Au-delà du cercle polaire dix mille ans d’agriculture dans une  chambre forte 

Au-delà du cercle polaire dix mille ans d'agriculture dans une  chambre forte 

Le blé d’Alep

Depuis l’inauguration de la chambre forte, début 2008, 171 dépôts ont été effectués. Un seul retrait a été enregistré. C’était dans la première semaine d’octobre 2015, avec le retrait de 38 000 échantillons par Mahmoud Solh, directeur général du Centre international de recherche agricole dans les zones arides (Icarda), l’institut chargé de collecter, de conserver et de distribuer les variétés de blé, d’orge, de pois chiches ou de lentilles caractéristiques du Moyen-Orient. L’institut avait placé des copies de ses échantillons dans la chambre forte norvégienne. Bien lui en avait pris.
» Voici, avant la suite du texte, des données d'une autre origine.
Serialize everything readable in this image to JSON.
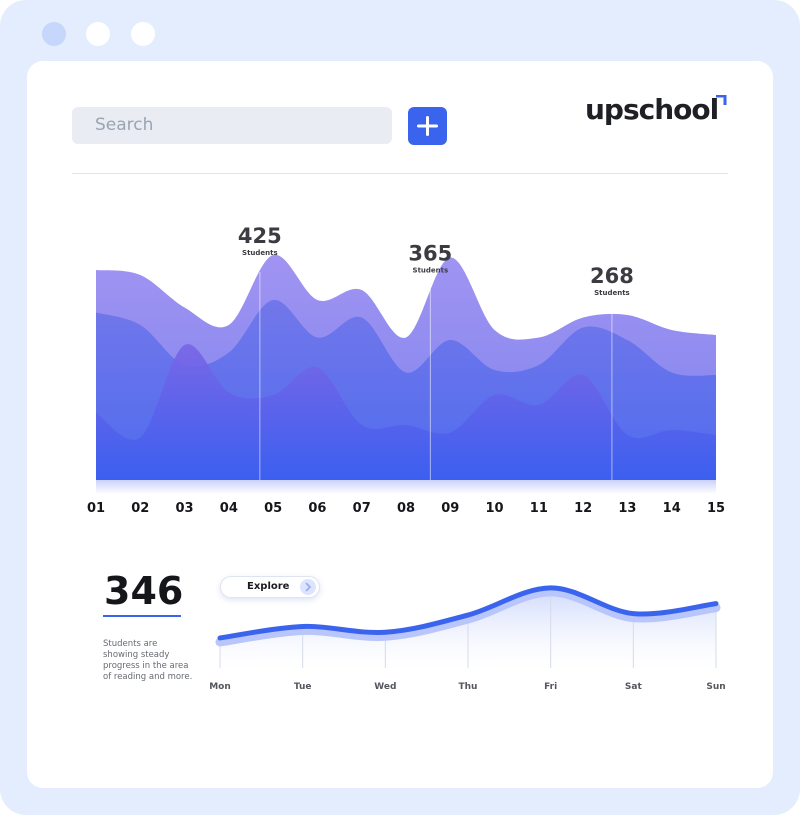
{
  "window": {
    "dots": [
      "dot-blue",
      "dot-white",
      "dot-white"
    ]
  },
  "header": {
    "search_placeholder": "Search",
    "add_icon": "plus-icon",
    "logo_text": "upschool"
  },
  "colors": {
    "accent": "#3b64ee",
    "frame": "#e4edfd",
    "layer_back": "#8f84f0",
    "layer_mid": "#6a78ee",
    "layer_front": "#4a63ee"
  },
  "chart_data": [
    {
      "type": "area",
      "categories": [
        "01",
        "02",
        "03",
        "04",
        "05",
        "06",
        "07",
        "08",
        "09",
        "10",
        "11",
        "12",
        "13",
        "14",
        "15"
      ],
      "annotations": [
        {
          "value": "425",
          "label": "Students",
          "x": 4.7
        },
        {
          "value": "365",
          "label": "Students",
          "x": 8.55
        },
        {
          "value": "268",
          "label": "Students",
          "x": 12.65
        }
      ],
      "series": [
        {
          "values": [
            8.4,
            8.2,
            6.9,
            6.2,
            9.0,
            7.2,
            7.6,
            5.7,
            8.9,
            6.0,
            5.7,
            6.5,
            6.6,
            6.0,
            5.8
          ]
        },
        {
          "values": [
            6.7,
            6.2,
            4.6,
            5.1,
            7.2,
            5.7,
            6.5,
            4.3,
            5.6,
            4.4,
            4.6,
            6.1,
            5.6,
            4.3,
            4.2
          ]
        },
        {
          "values": [
            2.7,
            1.7,
            5.4,
            3.5,
            3.4,
            4.5,
            2.2,
            2.2,
            1.9,
            3.4,
            3.0,
            4.2,
            1.8,
            2.0,
            1.8
          ]
        }
      ],
      "ylim": [
        0,
        10
      ]
    },
    {
      "type": "line",
      "categories": [
        "Mon",
        "Tue",
        "Wed",
        "Thu",
        "Fri",
        "Sat",
        "Sun"
      ],
      "values": [
        2.1,
        2.9,
        2.5,
        3.7,
        5.6,
        3.8,
        4.5
      ],
      "ylim": [
        0,
        6.5
      ]
    }
  ],
  "summary": {
    "value": "346",
    "description": "Students are showing steady progress in the area of reading and more.",
    "explore_label": "Explore"
  }
}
Car, en 2012, l’Icarda perd brutalement l’accès à sa banque de semences. On comprend aisément pourquoi : le siège et les installations de recherche de l’institut se trouvent tout à côté d’Alep, au c’ur du cauchemar syrien. « En 2012, la situation s’est brutalement dégradée et tout le personnel international de l’Icarda a été évacué, raconte Ahmed Amri, responsable de la gestion des ressources génétiques de l’institution. Nous avons dû délocaliser nos activités, principalement au Liban et au Maroc. » L’accès à la banque génétique et ses quelque 150 000 échantillons sont perdu. Quelques mois plus tard, le déplacement des combats met en péril les installations et, au printemps 2014, celles-ci tombent sous le contrôle de l’Armée syrienne libre.

Mais une forme de miracle se produit. « Parmi les rebelles qui ont pris le bâtiment, il s’en trouvait un qui était agronome et qui a tout de suite compris qu’il fallait à tout prix préserver ces ressources », poursuit Ahmed Amri. Aujourd’hui, selon les dernières nouvelles qui parviennent aux responsables de l’institut, trois employés syriens continuent, dans le chaos de la guerre civile, de veiller sur la banque génétique. Aucune destruction n’a été jusqu’à présent rapportée, mais tout reste à la merci d’un obus ou d’une simple coupure prolongée d’électricité.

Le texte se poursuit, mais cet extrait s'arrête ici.